A song of the exhausted mother. Accompanied by the piercing cries of small children and dinner boiling over on the stove.
O, Lord, I feel weary and oppressed.
My patience has withered beneath a sun that seems never to set;
the relief of bedtime always just out of reach.
I am assaulted with questions until I feel I will go mad.
I have grown weary of my own name.
The "Mama" that once made me glad,
has become a scourge upon my ears.
Little hands and crying faces press in on me from all sides;
I am surrounded by needs that are never satiated.
Dishes and laundry conspire against me--
multiplying at an impossible rate.
I am in a desperate way.
My only sanctuary is the bathroom,
while a little person stands outside the door asking,
"What are you doing in there?"
Even a full night's sleep cannot banish this exhaustion.
Will I ever again complete a day feeling sane?
I am done in, yet, I will not despair;
the Lord is my true salvation,
because Dora the Explorer only lasts twenty-four minutes.
Patience elludes me except by Your Spirit,
and gentleness in the face of blatent disobedience is what I long for.
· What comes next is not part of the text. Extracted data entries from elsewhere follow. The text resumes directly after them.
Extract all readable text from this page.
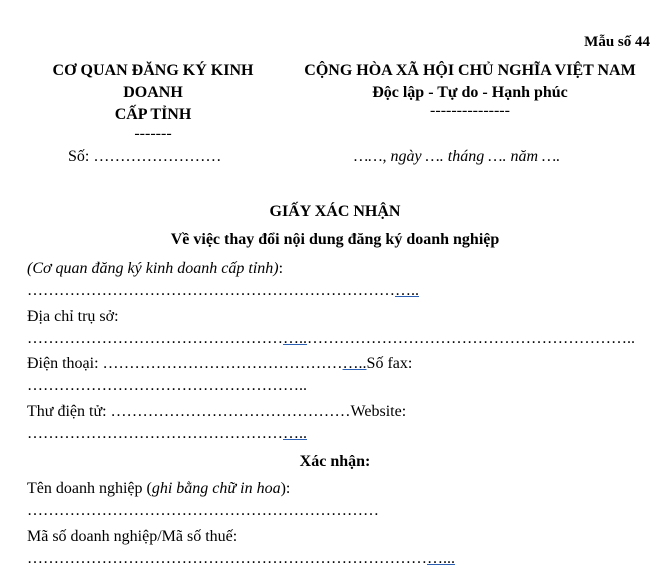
Mẫu số 44
CƠ QUAN ĐĂNG KÝ KINH
DOANH
CẤP TỈNH
-------
Số: ……………………
CỘNG HÒA XÃ HỘI CHỦ NGHĨA VIỆT NAM
Độc lập - Tự do - Hạnh phúc
---------------
……, ngày …. tháng …. năm ….
GIẤY XÁC NHẬN
Về việc thay đổi nội dung đăng ký doanh nghiệp
(Cơ quan đăng ký kinh doanh cấp tỉnh):
………………………………………………………………..
Địa chỉ trụ sở:
……………………………………………..……………………………………………………..
Điện thoại: …………………………………………..Số fax:
……………………………………………..
Thư điện tử: ………………………………………Website:
……………………………………………..
Xác nhận:
Tên doanh nghiệp (ghi bằng chữ in hoa):
…………………………………………………………
Mã số doanh nghiệp/Mã số thuế:
……………………………………………………………………...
I will take joy in the moments when "Mama" is accompanied by "I love you,"
and not, "I pooped in my pants."
I will meditate on Your words--
the ones printed on the decorative plaque,
across from the couch,
where I find my glassy-eyed, quiet place while my child naps.
When my alarm clock wakes me from a dead sleep,
and I am tempted to curse the sun's consistency,
I will try to remember this is the day the Lord has made,
and children are a blessing from the Lord,
and then REJOICE,
for soon these years will be gone and I will miss them--
proof that motherhood really does kill brain cells.